用pandas篩選出Sale Amount大于$1400.00的行。
pandas_value_meets_condition.py

#!/usr/bin/env python3
import pandas as pd
import sys

input_file = sys.argv[1]
output_file = sys.argv[2]

data_frame = pd.read_excel(input_file, 'january_2013', index_col=None)
data_frame_value_meets_condition = \
    data_frame[data_frame['Sale Amount'].astype(float) > 1400.0]
writer = pd.ExcelWriter(output_file)
data_frame_value_meets_condition.to_excel(\
    writer, sheet_name='jan_13_output', index=False)
writer.save()

行中的值屬于某個(gè)集合

用pandas篩選出購(gòu)買日期屬于集合（01/24/2013-01/31/2013）的行。
pandas提供isin函數(shù)檢驗(yàn)一個(gè)特定值是否在一個(gè)列表中
pandas_value_in_set.py

#!/usr/bin/env python3
import pandas as pd
import sys

input_file = sys.argv[1]
output_file = sys.argv[2]

data_frame = pd.read_excel(input_file, 'january_2013', index_col=None)
important_dates = ['01/24/2013', '01/31/2013']
data_in_set = data_frame[data_frame['PurchaseDate']\
.isin(important_dates)]
writer = pd.ExcelWriter(output_file)
data_in_set.to_excel(writer, sheet_name='jan_13_output', index=False)
writer.save()

行中的值匹配于特定模式

用pandas篩選出客戶姓名以大寫字母J開(kāi)頭的行。
pandas_value_matches_pattern.py

#!/usr/bin/env python3
import pandas as pd
import sys

input_file = sys.argv[1]
output_file = sys.argv[2]

data_frame = pd.read_excel(input_file, 'january_2013', index_col=None)
data_frame_value = data_frame[data_frame['Customer Name']\
.str.startswith("J")]
writer = pd.ExcelWriter(output_file)
data_frame_value.to_excel(writer, sheet_name='jan_13_output', index=False)
writer.save()

3.2.3 選取特定列

有兩種方法可以在Excel文件中選取特定的列：

使用列索引值
使用列標(biāo)題

使用列索引值
用pandas設(shè)置數(shù)據(jù)框，在方括號(hào)中列出要保留的列的索引值或名稱（字符串）。

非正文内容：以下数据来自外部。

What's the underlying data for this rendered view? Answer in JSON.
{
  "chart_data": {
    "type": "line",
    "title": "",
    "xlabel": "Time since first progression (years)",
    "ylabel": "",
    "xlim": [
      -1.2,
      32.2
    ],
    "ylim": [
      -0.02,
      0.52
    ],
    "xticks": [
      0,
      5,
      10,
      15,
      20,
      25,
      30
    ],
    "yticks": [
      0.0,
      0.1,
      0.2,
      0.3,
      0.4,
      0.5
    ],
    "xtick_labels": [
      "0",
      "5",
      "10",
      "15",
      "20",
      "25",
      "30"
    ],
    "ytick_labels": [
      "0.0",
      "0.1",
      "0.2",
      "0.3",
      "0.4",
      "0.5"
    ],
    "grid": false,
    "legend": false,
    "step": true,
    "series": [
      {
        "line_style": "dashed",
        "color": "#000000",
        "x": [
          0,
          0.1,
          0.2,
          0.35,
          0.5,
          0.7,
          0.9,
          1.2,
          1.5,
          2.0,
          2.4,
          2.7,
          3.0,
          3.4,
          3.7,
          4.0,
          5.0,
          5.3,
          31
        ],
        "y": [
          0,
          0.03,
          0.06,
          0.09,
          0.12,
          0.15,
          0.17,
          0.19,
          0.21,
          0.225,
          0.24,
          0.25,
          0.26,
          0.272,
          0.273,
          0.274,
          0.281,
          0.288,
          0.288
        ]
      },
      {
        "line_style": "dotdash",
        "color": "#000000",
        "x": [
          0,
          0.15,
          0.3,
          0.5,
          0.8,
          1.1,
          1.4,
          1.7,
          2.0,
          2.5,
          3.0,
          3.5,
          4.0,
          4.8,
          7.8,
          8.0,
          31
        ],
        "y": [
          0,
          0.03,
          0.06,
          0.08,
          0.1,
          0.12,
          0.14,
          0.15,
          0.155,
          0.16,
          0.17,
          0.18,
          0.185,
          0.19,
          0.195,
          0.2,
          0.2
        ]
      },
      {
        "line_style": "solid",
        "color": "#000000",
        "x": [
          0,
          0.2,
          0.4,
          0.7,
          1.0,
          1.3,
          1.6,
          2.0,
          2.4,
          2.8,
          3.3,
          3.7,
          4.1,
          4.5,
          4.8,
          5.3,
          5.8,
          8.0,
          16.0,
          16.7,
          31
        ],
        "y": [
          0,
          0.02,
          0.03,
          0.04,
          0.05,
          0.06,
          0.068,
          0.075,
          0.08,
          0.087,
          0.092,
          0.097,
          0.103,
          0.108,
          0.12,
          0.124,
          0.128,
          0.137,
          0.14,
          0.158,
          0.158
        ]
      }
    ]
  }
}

設(shè)置數(shù)據(jù)框和iloc函數(shù)，同時(shí)選擇特定的行與特定的列。如果使用iloc函數(shù)來(lái)選擇列，那么就需要在列索引值前面加上一個(gè)冒號(hào)和一個(gè)逗號(hào)，表示為這些特定的列保留所有的行。
pandas_column_by_index.py

#!/usr/bin/env python3
import pandas as pd
import sys

input_file = sys.argv[1]
output_file =sys.argv[2]

data_frame = pd.read_excel(input_file, 'january_2013', index_col=None)
data_frame_index = data_frame.iloc[:, [1:4]]
writer = pd.ExcelWriter(output_file)
data_frame_index.to_excel(writer, sheet_name='jan_13_out', index=False)
writer.save()

使用列標(biāo)題
用pandas基于列標(biāo)題選取Customer ID和Purchase Date列的兩種方法：

在數(shù)據(jù)框名稱后面的方括號(hào)中將列名以字符串方式列出。
用loc函數(shù)，在列標(biāo)題列表前面加上一個(gè)冒號(hào)和一個(gè)逗號(hào)，表示為這些特定的列保留所有行。

pandas_column_by_name.py

#!/usr/bin/env python3
import pandas as pd
import sys

input_file = sys.argv[1]
output_file = sys.argv[2]

data_frame = pd.read_excel(input_file, 'january_2013', index_col=None)
data_frame_column = data_frame.iloc[:, ['Customer ID', 'Purchase Date']]
writer = pd.ExcelWriter(output_file)
data_frame_column.to_excel(writer, sheet_name='jan_13_output', index=False)
writer.save()

3.3 讀取工作簿中的所有工作表

3.3.1 在所有工作表中篩選特定行

pandas通過(guò)在read_excel函數(shù)中設(shè)置sheetname=None，可以一次性讀取工作簿中的所有工作表。
pandas將所有工作表讀入數(shù)據(jù)框字典，字典中的鍵就是工作表的名稱，值就是包含工作表中數(shù)據(jù)的數(shù)據(jù)框。所以，通過(guò)在字典的鍵和值之間迭代，可以使用工作簿中所有的數(shù)據(jù)。
當(dāng)在每個(gè)數(shù)據(jù)框中篩選特定行時(shí)，結(jié)果是一個(gè)新的篩選過(guò)的數(shù)據(jù)框，所以可以創(chuàng)建一個(gè)列表保存這些篩選過(guò)的數(shù)據(jù)框，然后將它們連接成一個(gè)最終數(shù)據(jù)框。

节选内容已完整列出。